About three of the 10 or so public commenters agreed with Mahan and Lenvik’s sentiments. One of them, well-known city watchdog Anna Marie Gott, brought up a less-obvious reason for rejecting the sign, calling it a “safety hazard.”

“At night, you cannot see ‘Institution Ale,’ but you actually see part of a word,” Gott said, describing a driver’s view from inside a vehicle driving past the business. “Someone that is driving at night, down a street where there is a stoplight in the mid-block, which is very unexpected, and where someone was killed last year because of a distracted driver … will struggle as they drive down State Street to try and figure out what that says. … There will be distracted drivers.”
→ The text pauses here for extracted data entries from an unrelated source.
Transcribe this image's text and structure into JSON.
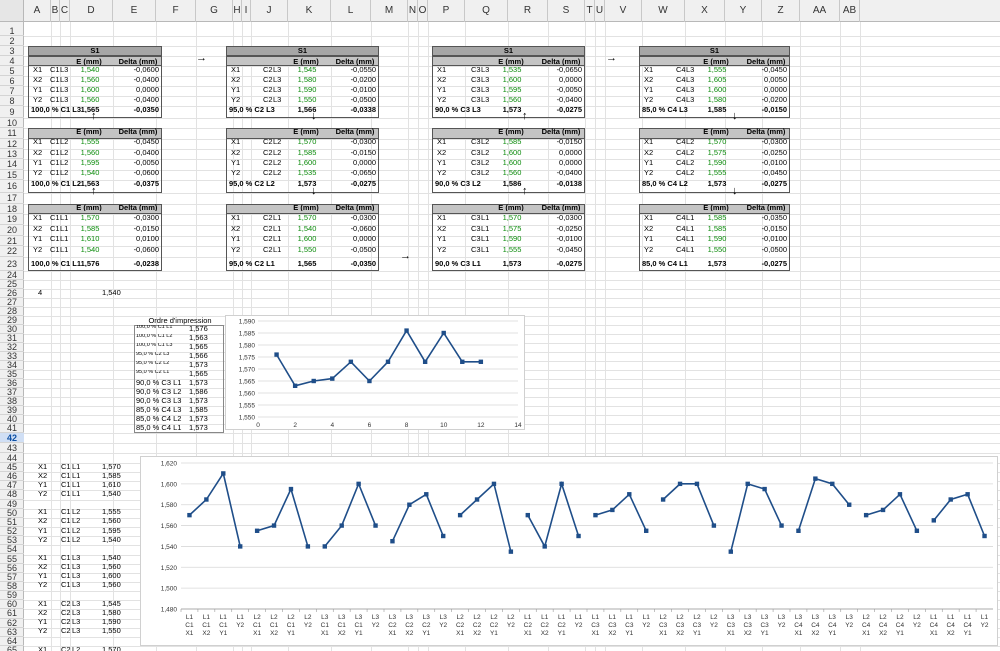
{
  "columns": [
    "A",
    "B",
    "C",
    "D",
    "E",
    "F",
    "G",
    "H",
    "I",
    "J",
    "K",
    "L",
    "M",
    "N",
    "O",
    "P",
    "Q",
    "R",
    "S",
    "T",
    "U",
    "V",
    "W",
    "X",
    "Y",
    "Z",
    "AA",
    "AB"
  ],
  "rows": [
    "1",
    "2",
    "3",
    "4",
    "5",
    "6",
    "7",
    "8",
    "9",
    "10",
    "11",
    "12",
    "13",
    "14",
    "15",
    "16",
    "17",
    "18",
    "19",
    "20",
    "21",
    "22",
    "23",
    "24",
    "25",
    "26",
    "27",
    "28",
    "29",
    "30",
    "31",
    "32",
    "33",
    "34",
    "35",
    "36",
    "37",
    "38",
    "39",
    "40",
    "41",
    "42",
    "43",
    "44",
    "45",
    "46",
    "47",
    "48",
    "49",
    "50",
    "51",
    "52",
    "53",
    "54",
    "55",
    "56",
    "57",
    "58",
    "59",
    "60",
    "61",
    "62",
    "63",
    "64",
    "65"
  ],
  "selected_row": "42",
  "header_labels": {
    "s1": "S1",
    "e": "E (mm)",
    "delta": "Delta (mm)"
  },
  "arrows": {
    "right": "→",
    "down": "↓",
    "up": "↑"
  },
  "tables": [
    {
      "rows": [
        [
          "X1",
          "C1",
          "L3",
          "1,540",
          "-0,0600"
        ],
        [
          "X2",
          "C1",
          "L3",
          "1,560",
          "-0,0400"
        ],
        [
          "Y1",
          "C1",
          "L3",
          "1,600",
          "0,0000"
        ],
        [
          "Y2",
          "C1",
          "L3",
          "1,560",
          "-0,0400"
        ]
      ],
      "summary_label": "100,0 % C1 L3",
      "summary_e": "1,565",
      "summary_d": "-0,0350"
    },
    {
      "rows": [
        [
          "X1",
          "C2",
          "L3",
          "1,545",
          "-0,0550"
        ],
        [
          "X2",
          "C2",
          "L3",
          "1,580",
          "-0,0200"
        ],
        [
          "Y1",
          "C2",
          "L3",
          "1,590",
          "-0,0100"
        ],
        [
          "Y2",
          "C2",
          "L3",
          "1,550",
          "-0,0500"
        ]
      ],
      "summary_label": "95,0 % C2 L3",
      "summary_e": "1,566",
      "summary_d": "-0,0338"
    },
    {
      "rows": [
        [
          "X1",
          "C3",
          "L3",
          "1,535",
          "-0,0650"
        ],
        [
          "X2",
          "C3",
          "L3",
          "1,600",
          "0,0000"
        ],
        [
          "Y1",
          "C3",
          "L3",
          "1,595",
          "-0,0050"
        ],
        [
          "Y2",
          "C3",
          "L3",
          "1,560",
          "-0,0400"
        ]
      ],
      "summary_label": "90,0 % C3 L3",
      "summary_e": "1,573",
      "summary_d": "-0,0275"
    },
    {
      "rows": [
        [
          "X1",
          "C4",
          "L3",
          "1,555",
          "-0,0450"
        ],
        [
          "X2",
          "C4",
          "L3",
          "1,605",
          "0,0050"
        ],
        [
          "Y1",
          "C4",
          "L3",
          "1,600",
          "0,0000"
        ],
        [
          "Y2",
          "C4",
          "L3",
          "1,580",
          "-0,0200"
        ]
      ],
      "summary_label": "85,0 % C4 L3",
      "summary_e": "1,585",
      "summary_d": "-0,0150"
    },
    {
      "rows": [
        [
          "X1",
          "C1",
          "L2",
          "1,555",
          "-0,0450"
        ],
        [
          "X2",
          "C1",
          "L2",
          "1,560",
          "-0,0400"
        ],
        [
          "Y1",
          "C1",
          "L2",
          "1,595",
          "-0,0050"
        ],
        [
          "Y2",
          "C1",
          "L2",
          "1,540",
          "-0,0600"
        ]
      ],
      "summary_label": "100,0 % C1 L2",
      "summary_e": "1,563",
      "summary_d": "-0,0375"
    },
    {
      "rows": [
        [
          "X1",
          "C2",
          "L2",
          "1,570",
          "-0,0300"
        ],
        [
          "X2",
          "C2",
          "L2",
          "1,585",
          "-0,0150"
        ],
        [
          "Y1",
          "C2",
          "L2",
          "1,600",
          "0,0000"
        ],
        [
          "Y2",
          "C2",
          "L2",
          "1,535",
          "-0,0650"
        ]
      ],
      "summary_label": "95,0 % C2 L2",
      "summary_e": "1,573",
      "summary_d": "-0,0275"
    },
    {
      "rows": [
        [
          "X1",
          "C3",
          "L2",
          "1,585",
          "-0,0150"
        ],
        [
          "X2",
          "C3",
          "L2",
          "1,600",
          "0,0000"
        ],
        [
          "Y1",
          "C3",
          "L2",
          "1,600",
          "0,0000"
        ],
        [
          "Y2",
          "C3",
          "L2",
          "1,560",
          "-0,0400"
        ]
      ],
      "summary_label": "90,0 % C3 L2",
      "summary_e": "1,586",
      "summary_d": "-0,0138"
    },
    {
      "rows": [
        [
          "X1",
          "C4",
          "L2",
          "1,570",
          "-0,0300"
        ],
        [
          "X2",
          "C4",
          "L2",
          "1,575",
          "-0,0250"
        ],
        [
          "Y1",
          "C4",
          "L2",
          "1,590",
          "-0,0100"
        ],
        [
          "Y2",
          "C4",
          "L2",
          "1,555",
          "-0,0450"
        ]
      ],
      "summary_label": "85,0 % C4 L2",
      "summary_e": "1,573",
      "summary_d": "-0,0275"
    },
    {
      "rows": [
        [
          "X1",
          "C1",
          "L1",
          "1,570",
          "-0,0300"
        ],
        [
          "X2",
          "C1",
          "L1",
          "1,585",
          "-0,0150"
        ],
        [
          "Y1",
          "C1",
          "L1",
          "1,610",
          "0,0100"
        ],
        [
          "Y2",
          "C1",
          "L1",
          "1,540",
          "-0,0600"
        ]
      ],
      "summary_label": "100,0 % C1 L1",
      "summary_e": "1,576",
      "summary_d": "-0,0238"
    },
    {
      "rows": [
        [
          "X1",
          "C2",
          "L1",
          "1,570",
          "-0,0300"
        ],
        [
          "X2",
          "C2",
          "L1",
          "1,540",
          "-0,0600"
        ],
        [
          "Y1",
          "C2",
          "L1",
          "1,600",
          "0,0000"
        ],
        [
          "Y2",
          "C2",
          "L1",
          "1,550",
          "-0,0500"
        ]
      ],
      "summary_label": "95,0 % C2 L1",
      "summary_e": "1,565",
      "summary_d": "-0,0350"
    },
    {
      "rows": [
        [
          "X1",
          "C3",
          "L1",
          "1,570",
          "-0,0300"
        ],
        [
          "X2",
          "C3",
          "L1",
          "1,575",
          "-0,0250"
        ],
        [
          "Y1",
          "C3",
          "L1",
          "1,590",
          "-0,0100"
        ],
        [
          "Y2",
          "C3",
          "L1",
          "1,555",
          "-0,0450"
        ]
      ],
      "summary_label": "90,0 % C3 L1",
      "summary_e": "1,573",
      "summary_d": "-0,0275"
    },
    {
      "rows": [
        [
          "X1",
          "C4",
          "L1",
          "1,585",
          "-0,0350"
        ],
        [
          "X2",
          "C4",
          "L1",
          "1,585",
          "-0,0150"
        ],
        [
          "Y1",
          "C4",
          "L1",
          "1,590",
          "-0,0100"
        ],
        [
          "Y2",
          "C4",
          "L1",
          "1,550",
          "-0,0500"
        ]
      ],
      "summary_label": "85,0 % C4 L1",
      "summary_e": "1,573",
      "summary_d": "-0,0275"
    }
  ],
  "row26": {
    "a": "4",
    "d": "1,540"
  },
  "print_order": {
    "title": "Ordre d'impression",
    "rows": [
      [
        "100,0 % C1 L1",
        "1,576"
      ],
      [
        "100,0 % C1 L2",
        "1,563"
      ],
      [
        "100,0 % C1 L3",
        "1,565"
      ],
      [
        "95,0 % C2 L3",
        "1,566"
      ],
      [
        "95,0 % C2 L2",
        "1,573"
      ],
      [
        "95,0 % C2 L1",
        "1,565"
      ],
      [
        "90,0 % C3 L1",
        "1,573"
      ],
      [
        "90,0 % C3 L2",
        "1,586"
      ],
      [
        "90,0 % C3 L3",
        "1,573"
      ],
      [
        "85,0 % C4 L3",
        "1,585"
      ],
      [
        "85,0 % C4 L2",
        "1,573"
      ],
      [
        "85,0 % C4 L1",
        "1,573"
      ]
    ]
  },
  "bottom_list": [
    [
      "X1",
      "C1",
      "L1",
      "1,570"
    ],
    [
      "X2",
      "C1",
      "L1",
      "1,585"
    ],
    [
      "Y1",
      "C1",
      "L1",
      "1,610"
    ],
    [
      "Y2",
      "C1",
      "L1",
      "1,540"
    ],
    [],
    [
      "X1",
      "C1",
      "L2",
      "1,555"
    ],
    [
      "X2",
      "C1",
      "L2",
      "1,560"
    ],
    [
      "Y1",
      "C1",
      "L2",
      "1,595"
    ],
    [
      "Y2",
      "C1",
      "L2",
      "1,540"
    ],
    [],
    [
      "X1",
      "C1",
      "L3",
      "1,540"
    ],
    [
      "X2",
      "C1",
      "L3",
      "1,560"
    ],
    [
      "Y1",
      "C1",
      "L3",
      "1,600"
    ],
    [
      "Y2",
      "C1",
      "L3",
      "1,560"
    ],
    [],
    [
      "X1",
      "C2",
      "L3",
      "1,545"
    ],
    [
      "X2",
      "C2",
      "L3",
      "1,580"
    ],
    [
      "Y1",
      "C2",
      "L3",
      "1,590"
    ],
    [
      "Y2",
      "C2",
      "L3",
      "1,550"
    ],
    [],
    [
      "X1",
      "C2",
      "L2",
      "1,570"
    ]
  ],
  "chart_data": [
    {
      "type": "line",
      "x": [
        1,
        2,
        3,
        4,
        5,
        6,
        7,
        8,
        9,
        10,
        11,
        12
      ],
      "y": [
        1.576,
        1.563,
        1.565,
        1.566,
        1.573,
        1.565,
        1.573,
        1.586,
        1.573,
        1.585,
        1.573,
        1.573
      ],
      "xlim": [
        0,
        14
      ],
      "ylim": [
        1.55,
        1.59
      ],
      "xticks": [
        "0",
        "2",
        "4",
        "6",
        "8",
        "10",
        "12",
        "14"
      ],
      "yticks": [
        "1,550",
        "1,555",
        "1,560",
        "1,565",
        "1,570",
        "1,575",
        "1,580",
        "1,585",
        "1,590"
      ],
      "grid": true,
      "color": "#1f4e89"
    },
    {
      "type": "line",
      "categories": [
        "L1 C1 X1",
        "L1 C1 X2",
        "L1 C1 Y1",
        "L1 Y2",
        "L2 C1 X1",
        "L2 C1 X2",
        "L2 C1 Y1",
        "L2 Y2",
        "L3 C1 X1",
        "L3 C1 X2",
        "L3 C1 Y1",
        "L3 Y2",
        "L3 C2 X1",
        "L3 C2 X2",
        "L3 C2 Y1",
        "L3 Y2",
        "L2 C2 X1",
        "L2 C2 X2",
        "L2 C2 Y1",
        "L2 Y2",
        "L1 C2 X1",
        "L1 C2 X2",
        "L1 C2 Y1",
        "L1 Y2",
        "L1 C3 X1",
        "L1 C3 X2",
        "L1 C3 Y1",
        "L1 Y2",
        "L2 C3 X1",
        "L2 C3 X2",
        "L2 C3 Y1",
        "L2 Y2",
        "L3 C3 X1",
        "L3 C3 X2",
        "L3 C3 Y1",
        "L3 Y2",
        "L3 C4 X1",
        "L3 C4 X2",
        "L3 C4 Y1",
        "L3 Y2",
        "L2 C4 X1",
        "L2 C4 X2",
        "L2 C4 Y1",
        "L2 Y2",
        "L1 C4 X1",
        "L1 C4 X2",
        "L1 C4 Y1",
        "L1 Y2"
      ],
      "segments": [
        [
          1.57,
          1.585,
          1.61,
          1.54
        ],
        [
          1.555,
          1.56,
          1.595,
          1.54
        ],
        [
          1.54,
          1.56,
          1.6,
          1.56
        ],
        [
          1.545,
          1.58,
          1.59,
          1.55
        ],
        [
          1.57,
          1.585,
          1.6,
          1.535
        ],
        [
          1.57,
          1.54,
          1.6,
          1.55
        ],
        [
          1.57,
          1.575,
          1.59,
          1.555
        ],
        [
          1.585,
          1.6,
          1.6,
          1.56
        ],
        [
          1.535,
          1.6,
          1.595,
          1.56
        ],
        [
          1.555,
          1.605,
          1.6,
          1.58
        ],
        [
          1.57,
          1.575,
          1.59,
          1.555
        ],
        [
          1.565,
          1.585,
          1.59,
          1.55
        ]
      ],
      "ylim": [
        1.48,
        1.62
      ],
      "yticks": [
        "1,480",
        "1,500",
        "1,520",
        "1,540",
        "1,560",
        "1,580",
        "1,600",
        "1,620"
      ],
      "grid": true,
      "color": "#1f4e89"
    }
  ]
}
Overall, public commenters and the other five voting commissioners said they appreciated the increased foot traffic the brewery has brought to the block during a time when business vacancies on State Street are at an all-time high. 

“Roger and Shaun have brought new life to the 500 block of State Street,” said Gene Deering, public commenter and Santa Barbara real estate broker. “They are bringing millennials, like myself, back to State Street. … I would hate for this sign [issue] to dissuade another great retailer from taking a risk and coming to State Street.”